Speaking in an interview at the Reuters Next conference Tae, who was North Korea’s deputy ambassador to Britain before defecting in 2016, said the ban severed one of the very few sources of outside information for ordinary North Koreans.



“It’s a great mistake,” Tae said. “We can only bring a change in a communist state with soft power, not military interventions or economic blockade.”

The limited yet expanding access to information, including via border trade with China, has hastened subtle change in a country that only allows state media focused on building the prestige of leader Kim Jong Un.

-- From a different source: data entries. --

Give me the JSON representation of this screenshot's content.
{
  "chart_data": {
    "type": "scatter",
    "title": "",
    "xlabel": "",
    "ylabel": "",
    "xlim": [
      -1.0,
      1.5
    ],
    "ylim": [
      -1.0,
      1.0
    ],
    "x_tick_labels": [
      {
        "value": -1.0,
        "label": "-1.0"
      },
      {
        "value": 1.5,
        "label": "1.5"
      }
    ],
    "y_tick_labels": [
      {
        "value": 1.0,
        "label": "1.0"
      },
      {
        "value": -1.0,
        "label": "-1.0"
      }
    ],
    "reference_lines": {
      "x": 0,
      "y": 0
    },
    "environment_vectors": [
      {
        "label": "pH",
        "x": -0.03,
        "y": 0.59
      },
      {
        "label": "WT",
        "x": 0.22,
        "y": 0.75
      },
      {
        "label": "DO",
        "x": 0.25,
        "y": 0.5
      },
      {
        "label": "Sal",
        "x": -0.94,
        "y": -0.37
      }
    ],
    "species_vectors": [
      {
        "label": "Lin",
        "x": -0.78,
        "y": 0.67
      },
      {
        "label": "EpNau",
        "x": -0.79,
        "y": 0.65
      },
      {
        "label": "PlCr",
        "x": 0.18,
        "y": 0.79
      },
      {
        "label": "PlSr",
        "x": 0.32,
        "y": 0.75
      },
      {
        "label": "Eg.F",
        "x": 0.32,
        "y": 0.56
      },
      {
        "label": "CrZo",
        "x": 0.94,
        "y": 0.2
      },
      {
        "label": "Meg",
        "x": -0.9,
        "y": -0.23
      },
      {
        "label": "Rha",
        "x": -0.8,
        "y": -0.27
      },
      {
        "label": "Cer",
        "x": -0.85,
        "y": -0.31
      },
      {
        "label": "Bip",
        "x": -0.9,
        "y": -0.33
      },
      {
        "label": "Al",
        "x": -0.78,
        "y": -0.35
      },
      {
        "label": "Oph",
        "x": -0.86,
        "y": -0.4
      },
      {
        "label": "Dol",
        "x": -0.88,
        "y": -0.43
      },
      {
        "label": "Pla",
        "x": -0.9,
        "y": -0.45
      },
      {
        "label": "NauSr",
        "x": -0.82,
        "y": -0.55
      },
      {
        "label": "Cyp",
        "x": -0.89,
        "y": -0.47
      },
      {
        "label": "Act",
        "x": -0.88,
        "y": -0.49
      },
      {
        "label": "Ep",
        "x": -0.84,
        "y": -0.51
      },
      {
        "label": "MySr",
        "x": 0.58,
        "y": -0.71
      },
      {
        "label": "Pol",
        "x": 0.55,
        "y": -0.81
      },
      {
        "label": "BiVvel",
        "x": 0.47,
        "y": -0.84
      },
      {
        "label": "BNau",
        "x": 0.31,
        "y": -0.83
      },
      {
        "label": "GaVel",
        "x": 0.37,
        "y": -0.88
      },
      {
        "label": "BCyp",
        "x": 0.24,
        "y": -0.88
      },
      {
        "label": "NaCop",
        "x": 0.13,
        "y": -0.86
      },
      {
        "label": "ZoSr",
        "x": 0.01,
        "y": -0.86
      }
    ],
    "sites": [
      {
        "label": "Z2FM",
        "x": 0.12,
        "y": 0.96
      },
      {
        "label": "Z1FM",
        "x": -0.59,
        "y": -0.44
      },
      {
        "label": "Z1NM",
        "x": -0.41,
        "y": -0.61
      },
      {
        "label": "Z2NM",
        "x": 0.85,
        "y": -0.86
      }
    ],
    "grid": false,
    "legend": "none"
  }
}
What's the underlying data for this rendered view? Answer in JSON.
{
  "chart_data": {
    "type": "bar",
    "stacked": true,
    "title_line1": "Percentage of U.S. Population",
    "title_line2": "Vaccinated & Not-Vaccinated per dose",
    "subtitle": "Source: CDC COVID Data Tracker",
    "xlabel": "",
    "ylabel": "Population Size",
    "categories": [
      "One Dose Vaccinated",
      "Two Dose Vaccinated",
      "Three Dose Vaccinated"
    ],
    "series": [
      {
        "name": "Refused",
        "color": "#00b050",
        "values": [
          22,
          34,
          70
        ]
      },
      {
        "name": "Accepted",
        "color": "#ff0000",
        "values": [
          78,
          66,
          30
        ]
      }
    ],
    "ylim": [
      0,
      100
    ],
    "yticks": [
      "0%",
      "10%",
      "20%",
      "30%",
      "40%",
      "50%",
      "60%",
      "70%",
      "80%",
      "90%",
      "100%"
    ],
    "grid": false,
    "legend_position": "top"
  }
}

In a 2019 survey by a Seoul-based activist group, more than 71 percent of 200 defectors said they had watched a South Korean drama or film before fleeing their homeland, mostly using a DVD or USB device at night when surveillance is weak.

“In daytime, the population is shouting ‘long live Kim Jong Un’, but at night they all watch South Korean dramas and movies,” Tae said.

“North Korea is changing, and we have to push in that direction. Why stop the inflows of information?”

Knowledge about the outside world gained from embassy postings in Europe had fostered disillusionment among his family, and eventually served as a key driver for his defection, former diplomat Tae said.

“My children learned that their lives were nothing but those of contemporary slaves if they go back to North Korea,” he said. “My sons knew everything, and I knew everything. It was my decision … and I wanted to give them the choice of freedom.”